The groom, a friend and former college baseball teammate had asked me to read a Native American blessing as part of the ceremony. I was happy just to be invited to his wedding and was glad to be part of the event. With a microphone in hand, I stood before my friend’s family, his soon to be in-laws, a few of my former teammates and my date – an old girlfriend of mine who had become one of my best friends.

It was a beautiful evening in Austin and for a moment time seemed to stop; or at least it did inside my head. Everything was frozen in time: my teammate with his wedding band fresh on his ring finger, his beautiful wife in her white gown, my old baseball buddies who I was seeing for the first time in years, my gorgeous date in her black dress – all of us perched on a hill country deck overlooking the city of Austin where once, from 2001-2006, a chunk of my life had elapsed: I’d gone there for college, I’d nearly joined the military, I’d walked onto the baseball team, I’d won a national championship, I’d studied Creative Writing, I’d sketched a plan for my adult life, I’d purchased a motorcycle, and then I had left behind both the city and the life I’d known there. But now I was back and I was happy to see everyone again. They were happy to see me and I had so many things I wanted to ask them and so many things I wanted to tell them about all the places I’d been since I left and all the many times I’d thought of them or missed them or felt the bittersweet tinge of homesickness for the town we once shared and the memories of them I associated with it.

In my four-day trip to Texas, I visited my old friends at the university athletic department. I noticed the many updates and overhauls they’d already completed on their always state-of-the-art ball fields and facilities. I called my old barber on the phone. I ate lunch with an old neighbor from freshman year. Like me, he had also been in the ROTC. He had walked onto the football team and he too had won a national championship before graduating. In the three years since I had seen him, he’d graduated from law school and now awaits his assignment with the Air Force JAG Corps. For a night, my date and I stayed in his apartment as he and his girlfriend had gone out of town. I examined the National Championship ring on his dresser and admired how casually he seemed to regard that accomplishment. It never became his final destination. I respect that.

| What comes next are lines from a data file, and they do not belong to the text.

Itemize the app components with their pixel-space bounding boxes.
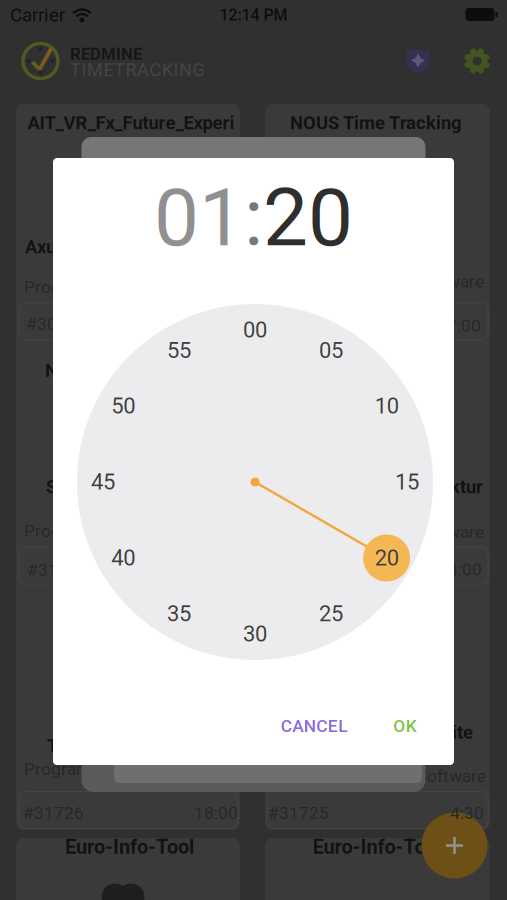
- button[interactable]: 50: [105, 387, 141, 425]
- staticText: 45: [91, 469, 115, 495]
- staticText: #31725: [268, 803, 329, 823]
- staticText: :: [244, 171, 263, 265]
- button[interactable]: 15: [389, 463, 425, 501]
- staticText: 20: [375, 545, 399, 571]
- staticText: REDMINE: [70, 44, 142, 64]
- staticText: 4:30: [450, 803, 484, 823]
- staticText: Programmierung / Software: [269, 271, 484, 292]
- button[interactable]: Favorites: [406, 50, 430, 74]
- staticText: 55: [167, 338, 191, 363]
- staticText: 50: [111, 393, 135, 419]
- staticText: Programmierung / Software: [24, 521, 239, 541]
- button[interactable]: 10: [369, 387, 405, 425]
- button[interactable]: CANCEL: [273, 708, 355, 744]
- button[interactable]: 00: [237, 311, 273, 349]
- staticText: 17:00: [437, 315, 481, 336]
- button[interactable]: 25: [313, 595, 349, 632]
- staticText: AIT_VR_Fx_Future_Experi: [28, 112, 234, 134]
- staticText: Softwareentwicklung: [46, 476, 222, 498]
- staticText: NOUS Infrastruktur: [326, 476, 483, 498]
- staticText: CANCEL: [281, 716, 347, 736]
- button[interactable]: OK: [385, 708, 425, 744]
- staticText: 05: [319, 338, 343, 363]
- staticText: 20: [263, 171, 353, 265]
- staticText: Programmierung / Software: [271, 766, 486, 786]
- button[interactable]: 30: [237, 615, 273, 653]
- staticText: 14:00: [438, 559, 482, 580]
- staticText: Programmierung / Software: [269, 522, 484, 542]
- button[interactable]: 40: [105, 539, 141, 577]
- staticText: Programmierung / Software: [24, 759, 239, 779]
- button[interactable]: Settings: [463, 47, 491, 75]
- button[interactable]: 35: [161, 595, 197, 632]
- staticText: Website: [407, 722, 473, 743]
- staticText: #31604: [27, 560, 88, 580]
- staticText: 40: [111, 545, 135, 571]
- staticText: Euro-Info-Tool: [312, 835, 442, 859]
- staticText: Carrier: [10, 4, 65, 26]
- staticText: Navision: [45, 360, 116, 381]
- staticText: Axure_Cloud_Deploy: [25, 236, 192, 258]
- button[interactable]: Add time entry: [422, 812, 488, 878]
- staticText: 35: [167, 601, 191, 626]
- staticText: OK: [393, 716, 417, 736]
- staticText: 18:00: [194, 803, 238, 823]
- staticText: Telefonie: [47, 735, 125, 757]
- staticText: TIMETRACKING: [70, 60, 204, 81]
- button[interactable]: 55: [161, 332, 197, 369]
- staticText: 30: [243, 621, 267, 647]
- button[interactable]: 20: [369, 539, 405, 577]
- staticText: #31726: [23, 803, 84, 823]
- button[interactable]: 05: [313, 332, 349, 369]
- staticText: 10: [375, 393, 399, 419]
- staticText: 12:14 PM: [220, 6, 288, 24]
- staticText: #30981: [26, 314, 87, 334]
- staticText: Euro-Info-Tool: [65, 835, 194, 859]
- staticText: 01: [154, 171, 244, 265]
- staticText: NOUS Time Tracking: [290, 112, 462, 134]
- button[interactable]: 45: [85, 463, 121, 501]
- staticText: 00: [243, 317, 267, 343]
- staticText: 15: [395, 469, 419, 495]
- staticText: 25: [319, 601, 343, 626]
- staticText: Programmierung / Software: [24, 277, 239, 297]
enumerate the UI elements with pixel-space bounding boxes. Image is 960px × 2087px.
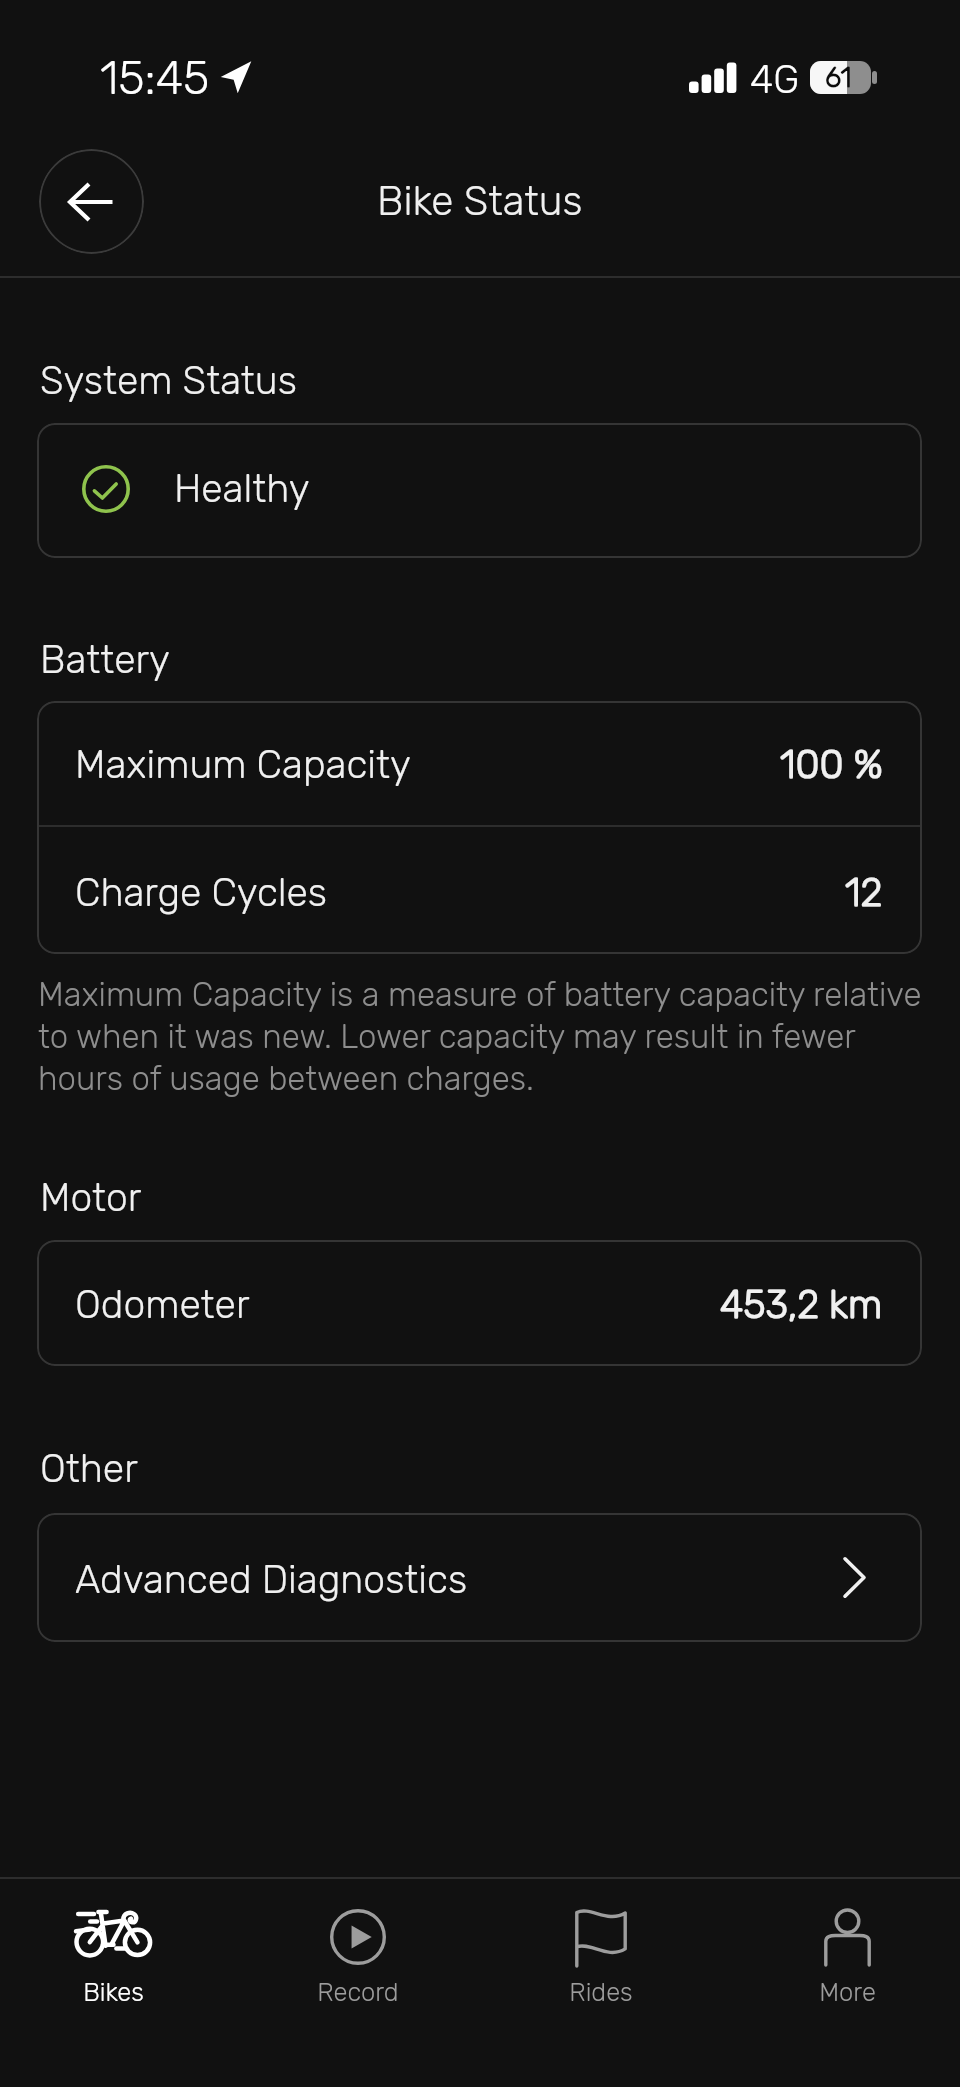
- button[interactable]: Advanced Diagnostics: [37, 1513, 922, 1642]
- button[interactable]: Bikes: [33, 1879, 193, 1999]
- staticText: 453,2 km: [720, 1282, 883, 1328]
- button[interactable]: Record: [278, 1879, 438, 1999]
- staticText: Other: [40, 1446, 138, 1492]
- staticText: 4G: [750, 57, 800, 103]
- button[interactable]: Rides: [521, 1879, 681, 1999]
- button[interactable]: Maximum Capacity: [37, 701, 922, 825]
- staticText: 12: [845, 870, 883, 916]
- staticText: 61: [825, 61, 852, 94]
- button[interactable]: Charge Cycles: [37, 827, 922, 954]
- staticText: System Status: [40, 358, 297, 404]
- staticText: 100 %: [780, 742, 883, 788]
- staticText: Maximum Capacity: [75, 742, 411, 788]
- button[interactable]: More: [767, 1879, 927, 1999]
- button[interactable]: Back: [39, 149, 144, 254]
- staticText: Motor: [40, 1175, 142, 1221]
- staticText: Charge Cycles: [75, 870, 328, 916]
- staticText: More: [819, 1977, 876, 2007]
- staticText: Battery: [40, 637, 170, 683]
- staticText: Maximum Capacity is a measure of battery…: [38, 975, 922, 1098]
- staticText: Healthy: [174, 466, 310, 512]
- staticText: Rides: [569, 1977, 633, 2007]
- staticText: 15:45: [100, 51, 210, 106]
- staticText: Bike Status: [377, 177, 583, 225]
- staticText: Odometer: [75, 1282, 250, 1328]
- staticText: Advanced Diagnostics: [75, 1557, 468, 1603]
- button[interactable]: Odometer: [37, 1240, 922, 1366]
- button[interactable]: Healthy: [37, 423, 922, 558]
- staticText: Bikes: [83, 1977, 144, 2007]
- staticText: Record: [317, 1977, 399, 2007]
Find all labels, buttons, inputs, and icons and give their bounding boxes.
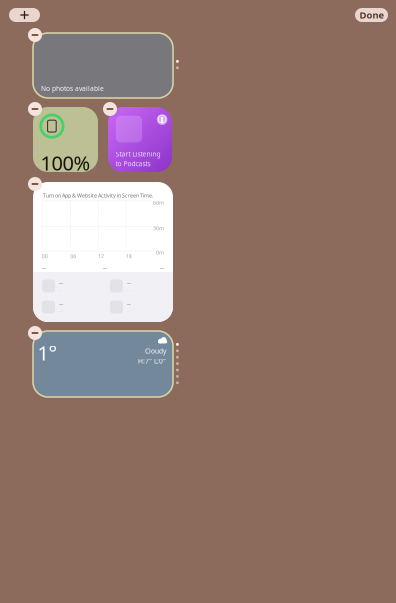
staticText: 30m xyxy=(153,225,164,232)
staticText: Done xyxy=(360,9,384,21)
button[interactable]: Remove widget xyxy=(28,326,42,340)
button[interactable]: Remove widget xyxy=(28,102,42,116)
staticText: -- xyxy=(59,278,63,287)
staticText: 12 xyxy=(98,253,104,260)
staticText: No photos available xyxy=(41,84,104,93)
staticText: 06 xyxy=(70,253,76,260)
staticText: -- xyxy=(42,263,46,272)
button[interactable]: Podcasts widget xyxy=(108,107,172,172)
staticText: -- xyxy=(59,299,63,308)
button[interactable]: Photos widget xyxy=(33,33,173,98)
button[interactable]: Remove widget xyxy=(28,28,42,42)
staticText: Start Listening xyxy=(116,150,160,158)
button[interactable]: Add widget xyxy=(9,8,40,22)
staticText: 00 xyxy=(42,253,48,260)
staticText: 100% xyxy=(40,150,90,176)
button[interactable]: Done xyxy=(355,8,388,22)
button[interactable]: Remove widget xyxy=(28,177,42,191)
staticText: 18 xyxy=(126,253,132,260)
staticText: -- xyxy=(160,263,164,272)
staticText: 1° xyxy=(38,340,58,366)
button[interactable]: Weather widget xyxy=(33,331,173,397)
staticText: Turn on App & Website Activity in Screen… xyxy=(43,192,153,199)
button[interactable]: Screen Time widget xyxy=(33,107,98,172)
button[interactable]: Remove widget xyxy=(103,102,117,116)
staticText: -- xyxy=(127,278,131,287)
staticText: H:7° L:0° xyxy=(138,357,166,366)
staticText: 60m xyxy=(153,199,164,206)
button[interactable]: Screen Time report widget xyxy=(33,182,173,322)
staticText: -- xyxy=(103,263,107,272)
staticText: 0m xyxy=(156,249,164,256)
staticText: -- xyxy=(127,299,131,308)
staticText: to Podcasts xyxy=(116,159,150,168)
staticText: Cloudy xyxy=(145,346,166,355)
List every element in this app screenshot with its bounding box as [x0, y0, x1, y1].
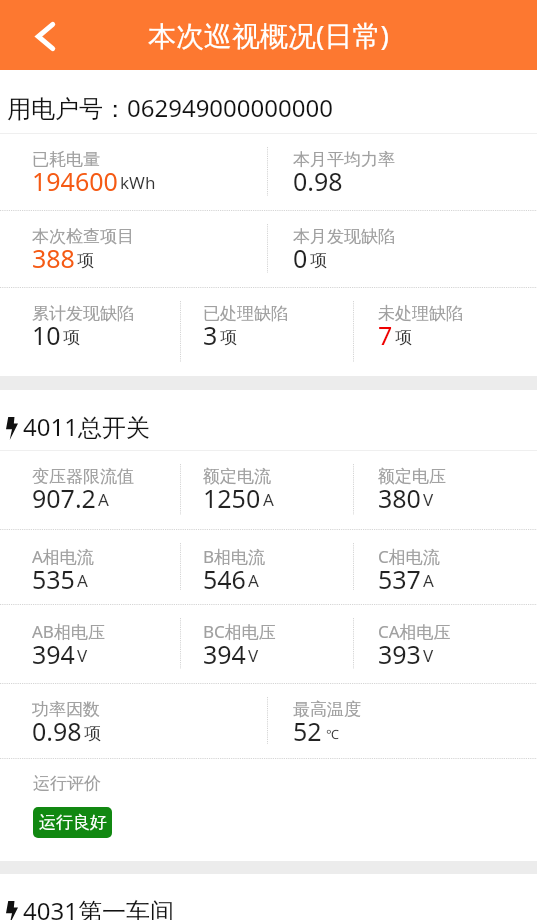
staticText: 4031第一车间	[23, 894, 174, 920]
staticText: 项	[63, 327, 80, 348]
staticText: 3	[203, 318, 218, 352]
staticText: BC相电压	[203, 620, 276, 643]
staticText: 已处理缺陷	[203, 303, 288, 324]
staticText: 0	[293, 241, 308, 275]
button[interactable]: 4011总开关	[0, 390, 537, 451]
staticText: V	[248, 644, 259, 667]
staticText: 394	[203, 637, 246, 671]
staticText: 本月平均力率	[293, 149, 395, 170]
staticText: 项	[77, 250, 94, 271]
staticText: 功率因数	[32, 699, 100, 720]
staticText: 本月发现缺陷	[293, 226, 395, 247]
staticText: 380	[378, 481, 421, 515]
staticText: ℃	[326, 725, 339, 743]
staticText: A	[248, 569, 259, 592]
staticText: 已耗电量	[32, 149, 100, 170]
staticText: 7	[378, 318, 393, 352]
staticText: 52	[293, 714, 322, 748]
button[interactable]: Back	[18, 0, 72, 70]
button[interactable]: 4031第一车间	[0, 874, 537, 920]
staticText: 907.2	[32, 481, 96, 515]
staticText: A	[77, 569, 88, 592]
staticText: 537	[378, 562, 421, 596]
staticText: CA相电压	[378, 620, 451, 643]
staticText: 388	[32, 241, 75, 275]
staticText: 额定电压	[378, 466, 446, 487]
staticText: V	[77, 644, 88, 667]
staticText: 额定电流	[203, 466, 271, 487]
staticText: 0.98	[32, 714, 82, 748]
staticText: 0.98	[293, 164, 343, 198]
staticText: 最高温度	[293, 699, 361, 720]
staticText: V	[423, 644, 434, 667]
staticText: 本次检查项目	[32, 226, 134, 247]
staticText: 项	[395, 327, 412, 348]
staticText: 累计发现缺陷	[32, 303, 134, 324]
staticText: A	[98, 488, 109, 511]
staticText: 用电户号：062949000000000	[7, 91, 333, 124]
staticText: 变压器限流值	[32, 466, 134, 487]
staticText: C相电流	[378, 545, 440, 568]
staticText: 未处理缺陷	[378, 303, 463, 324]
staticText: 项	[310, 250, 327, 271]
staticText: 194600	[32, 164, 118, 198]
staticText: A	[263, 488, 274, 511]
staticText: 项	[220, 327, 237, 348]
staticText: 535	[32, 562, 75, 596]
staticText: 运行良好	[39, 812, 107, 833]
staticText: kWh	[120, 171, 156, 194]
staticText: 项	[84, 723, 101, 744]
staticText: 本次巡视概况(日常)	[148, 16, 389, 54]
staticText: A	[423, 569, 434, 592]
staticText: 393	[378, 637, 421, 671]
staticText: 1250	[203, 481, 261, 515]
staticText: V	[423, 488, 434, 511]
staticText: 546	[203, 562, 246, 596]
staticText: A相电流	[32, 545, 94, 568]
staticText: 394	[32, 637, 75, 671]
staticText: 运行评价	[33, 773, 101, 794]
staticText: 4011总开关	[23, 410, 150, 443]
staticText: AB相电压	[32, 620, 105, 643]
button[interactable]: 运行良好	[33, 807, 112, 838]
staticText: 10	[32, 318, 61, 352]
staticText: B相电流	[203, 545, 266, 568]
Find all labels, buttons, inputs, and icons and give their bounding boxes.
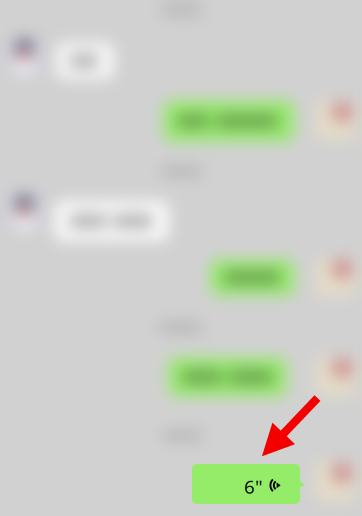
button[interactable]: Voice message, 6 seconds	[192, 464, 305, 504]
staticText: 6"	[244, 474, 263, 499]
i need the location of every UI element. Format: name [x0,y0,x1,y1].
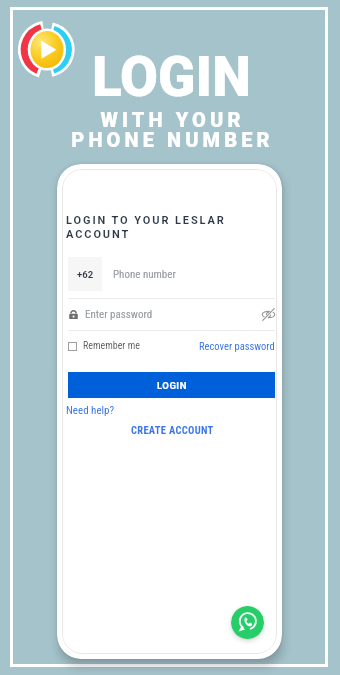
staticText: LOGIN [92,45,251,109]
staticText: WITH YOUR PHONE NUMBER [71,108,274,152]
button[interactable]: LOGIN [68,372,275,398]
staticText: +62 [77,269,94,280]
button[interactable]: +62 [68,257,275,291]
staticText: Phone number [113,268,176,281]
button[interactable]: Enter password [68,298,275,330]
staticText: Recover password [199,340,275,352]
button[interactable]: Recover password [199,338,275,354]
staticText: Enter password [85,308,153,321]
button[interactable]: Remember me [68,338,134,354]
button[interactable]: Chat on WhatsApp [231,606,264,639]
staticText: Remember me [83,340,140,352]
button[interactable]: CREATE ACCOUNT [131,424,214,436]
staticText: LOGIN [157,380,187,391]
button[interactable]: Need help? [66,404,115,417]
staticText: LOGIN TO YOUR LESLAR ACCOUNT [66,214,226,241]
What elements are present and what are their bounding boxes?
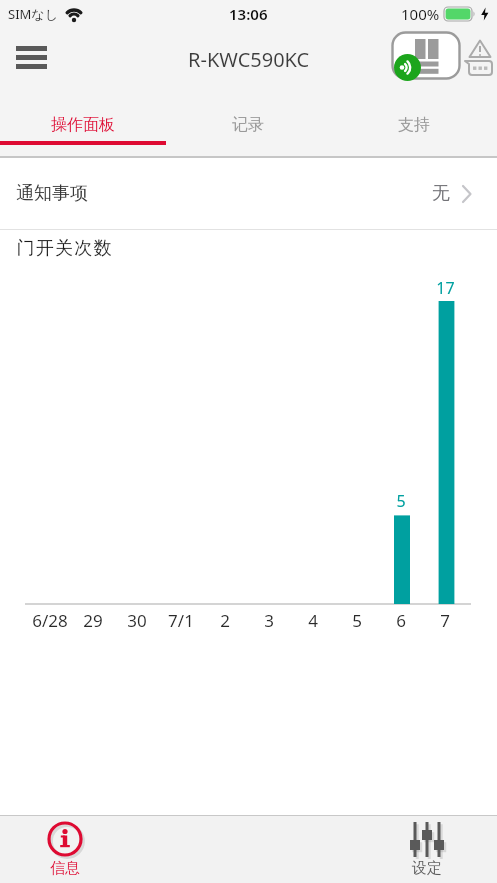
button[interactable] bbox=[464, 39, 494, 77]
staticText: 29 bbox=[83, 609, 103, 632]
staticText: 设定 bbox=[412, 859, 442, 878]
staticText: 7/1 bbox=[168, 609, 194, 632]
staticText: 30 bbox=[127, 609, 147, 632]
button[interactable] bbox=[16, 46, 48, 70]
staticText: 5 bbox=[396, 490, 406, 512]
staticText: 操作面板 bbox=[51, 115, 115, 135]
staticText: 17 bbox=[436, 277, 455, 299]
staticText: 通知事项 bbox=[16, 182, 88, 205]
staticText: 支持 bbox=[398, 115, 430, 135]
staticText: 4 bbox=[308, 609, 318, 632]
staticText: 门开关次数 bbox=[16, 237, 112, 260]
staticText: 5 bbox=[352, 609, 362, 632]
staticText: 无 bbox=[432, 182, 450, 205]
button[interactable]: 信息 bbox=[30, 821, 100, 883]
button[interactable]: 设定 bbox=[392, 821, 462, 883]
staticText: 6/28 bbox=[32, 609, 68, 632]
staticText: 2 bbox=[220, 609, 230, 632]
button[interactable]: 支持 bbox=[331, 90, 497, 156]
button[interactable]: 记录 bbox=[165, 90, 331, 156]
staticText: 100% bbox=[401, 4, 440, 24]
staticText: 7 bbox=[440, 609, 450, 632]
staticText: 3 bbox=[264, 609, 274, 632]
staticText: R-KWC590KC bbox=[188, 46, 310, 73]
staticText: 信息 bbox=[50, 859, 80, 878]
staticText: 记录 bbox=[232, 115, 264, 135]
staticText: 6 bbox=[396, 609, 406, 632]
button[interactable]: 通知事项 bbox=[0, 158, 497, 229]
button[interactable]: 操作面板 bbox=[0, 90, 165, 156]
button[interactable] bbox=[391, 31, 462, 82]
staticText: SIMなし bbox=[8, 5, 58, 23]
staticText: 13:06 bbox=[229, 4, 268, 24]
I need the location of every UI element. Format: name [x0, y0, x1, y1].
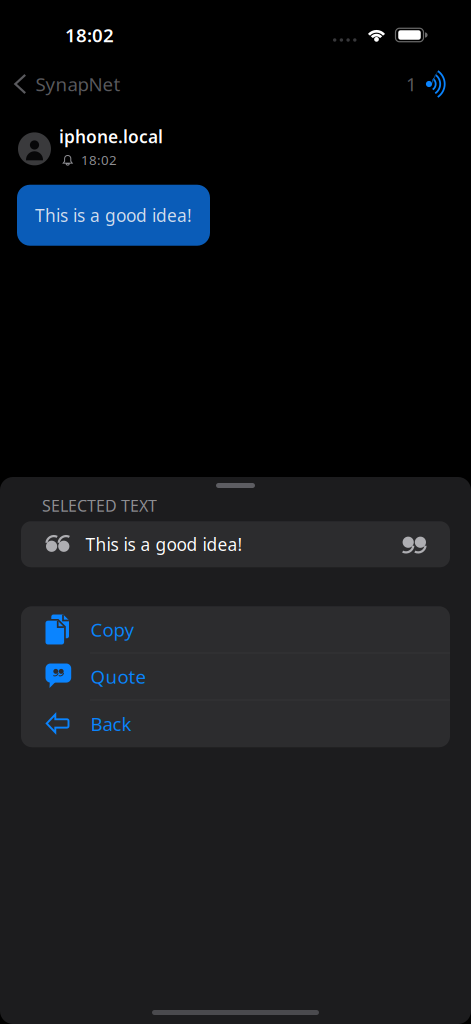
staticText: Quote	[90, 664, 146, 689]
button[interactable]: Back	[21, 700, 450, 747]
staticText: SELECTED TEXT	[42, 495, 157, 516]
staticText: 18:02	[81, 151, 117, 169]
staticText: This is a good idea!	[85, 533, 242, 556]
button[interactable]: SynapNet	[0, 62, 203, 106]
button[interactable]: Connected peers	[406, 62, 471, 106]
staticText: 18:02	[65, 23, 114, 47]
button[interactable]: Quote	[21, 653, 450, 700]
staticText: Copy	[90, 617, 134, 642]
button[interactable]: Copy	[21, 606, 450, 653]
staticText: This is a good idea!	[35, 204, 192, 227]
staticText: Back	[90, 711, 132, 736]
staticText: iphone.local	[59, 125, 163, 148]
staticText: 1	[406, 72, 417, 96]
staticText: SynapNet	[36, 72, 120, 96]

There was something that happened to me within the 96 hours I was there; a subtle change in the way I see my life and myself. This happens with me every few months and, like a minor earthquake of the self, it repositions or reframes the vision I have of my life past and the outlook I have of my life future. And this time, when it happened to me in Austin, it left me in a state in which all things seem possible and the world looks small and accessible and inviting. Life looks open and simple. There’s been a lot of collateral damage but in almost every way I am living the life I set out to live: travelling to every state then every country, working every job that intrigues me, telling the stories of the people I encounter, writing books, engaging in the romances and the dances I stumble upon along the way, progressing well through each evolution. I have jobs whenever I need money, my own crash pad in New York, people and places to visit all over the world, stories to write, and a website to chronicle all the experiences. My goals – to travel to every nation and to write meaningful literature – are well within my reach. Nothing is standing in my way except the illusions of my own mind. It would seem that I should be happy or fulfilled, but I know these obstacles will be the most daunting I can imagine.